The Tab Hunter character "Steamer Lane" was named for the world-class surfing spot in Santa Cruz, Calif. Surfing pioneer Jack O'Neill tested and improved his invention, the neoprene wetsuit, at Steamer Lane in the '50s. The O'Neill Coldwater Classic competition has attracted the world's top surfers to The Lane annually since 1987, with a $425,000 prize purse in 2012.
The first feature film directed by TV-veteran Don Taylor. When his mother died during filming, Columbia brought in Phil Karlson to direct a few scenes (uncredited) in Taylor's absence. According to Tab Hunter's autobiography, Karlson directed the scene in which Hunter assures his future mother-in-law that he's not a beach bum but rather a hard-working citizen. Producer Art Napoleon also directed some scenes uncredited.
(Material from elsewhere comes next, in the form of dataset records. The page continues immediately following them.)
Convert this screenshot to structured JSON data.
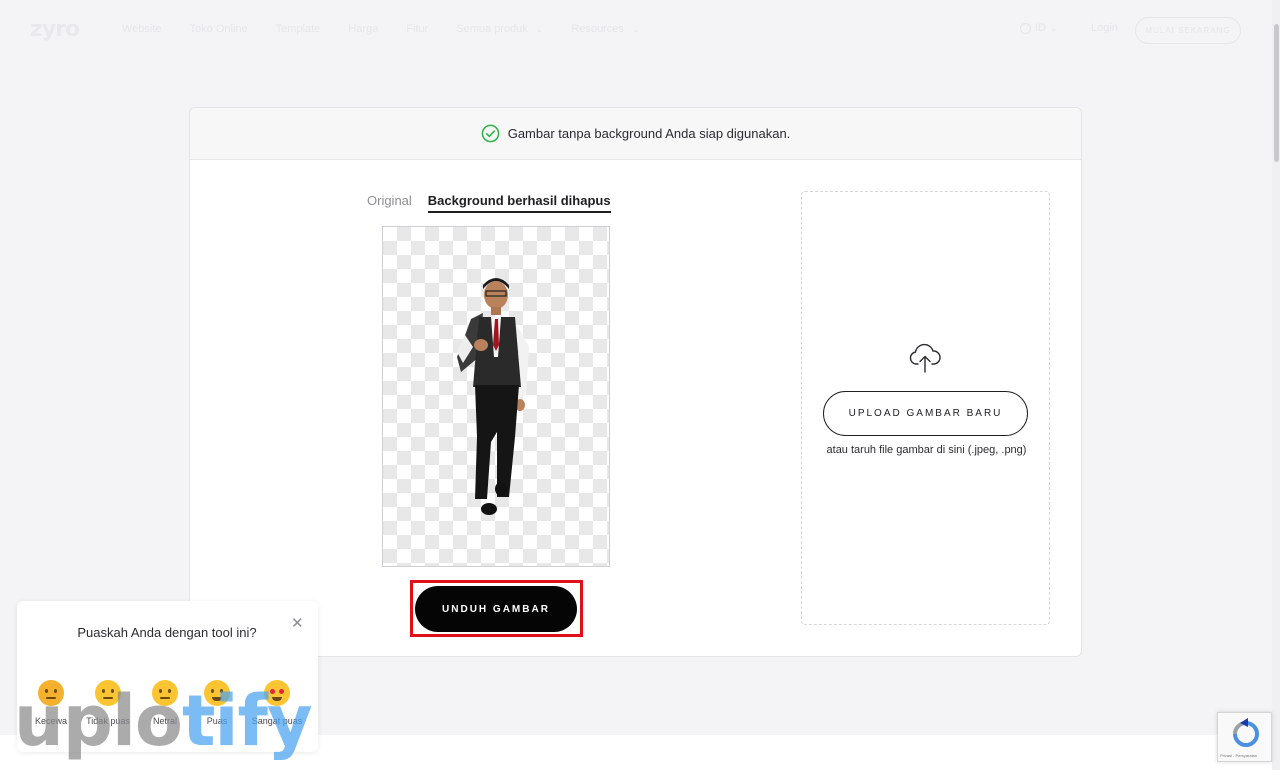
{
  "nav": {
    "logo": "zyro",
    "links": [
      "Website",
      "Toko Online",
      "Template",
      "Harga",
      "Fitur",
      "Semua produk",
      "Resources"
    ],
    "lang": "ID",
    "login": "Login",
    "start": "MULAI SEKARANG"
  },
  "card": {
    "status": "Gambar tanpa background Anda siap digunakan.",
    "tabs": {
      "original": "Original",
      "removed": "Background berhasil dihapus"
    },
    "download": "UNDUH GAMBAR",
    "upload": "UPLOAD GAMBAR BARU",
    "upload_hint": "atau taruh file gambar di sini (.jpeg, .png)"
  },
  "feedback": {
    "question": "Puaskah Anda dengan tool ini?",
    "options": [
      "Kecewa",
      "Tidak puas",
      "Netral",
      "Puas",
      "Sangat puas"
    ]
  },
  "watermark": {
    "part1": "uplo",
    "part2": "tify"
  },
  "recaptcha": "Privasi - Persyaratan",
  "colors": {
    "accent_red": "#e0101b",
    "success_green": "#2fb344",
    "button_black": "#050505"
  }
}
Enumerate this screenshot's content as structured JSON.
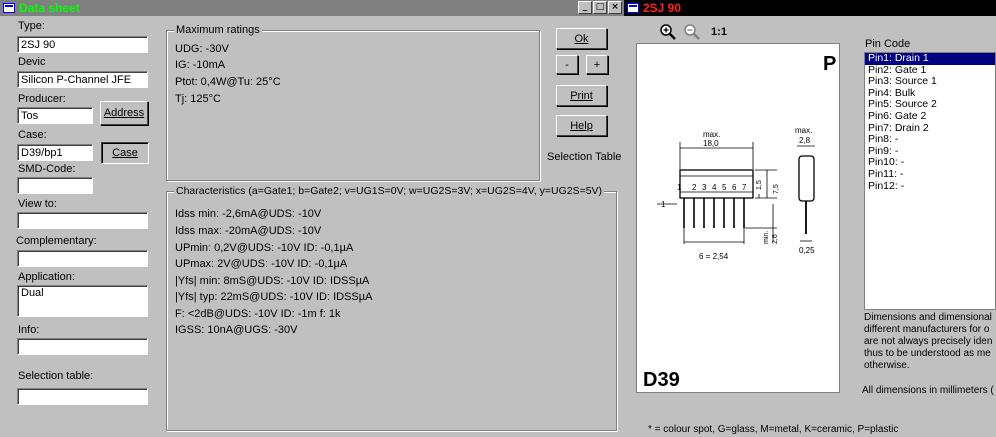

The Waimea footage in the movie was actually shot by the Napoleons, who traveled to Hawaii specifically to capture surfers taking on the giant waves. A series of weather conditions had come together to produce one of the longest uninterrupted periods of big waves in recent memory in late 1962 through March 1963. The Napoleons, equipped with these spectacular shots, went back to California and wrote the script around them.
Despite pulling Jan and Dean from the movie, Columbia had no problem keeping in their closing song, "Ride the Wild Surf", co-written by Jan, Beach Boy Brian Wilson, and famous surf lyricist Roger Christian. The song went to #16 on Billboard's Top 100 on October 31, 1964,
The night after the first day of surfing, Tab Hunter comes running into the cottage to tell the other two guys he has discovered who the woman on horseback is. When describing her he says, "The guy just drove up to say hi." But the woman shot at him with a shotgun and, " the shot blew the skegs clean off the two boards he had on top." Skegs are the fins on the bottom of the boards.
In the era prior to modern of film making, it was often cheaper to film night scenes during the day by turning down the exposure on the camera. The technique was used for many old films and works when attention is focused on the actors. The problem arises when backgrounds appear brighter than they would at night ... and if such areas occur, they are usually attempted to be covered with foliage. In this film a completely different giveaway occurs, when Jody and Brie take a walk together right after the spear gun, target shooting contest ... as they walk down the darkened path, you can hear birds chirping. If this was night, the birds would be asleep. Birds begin chirping right before dawn and do not stop until the sun sets.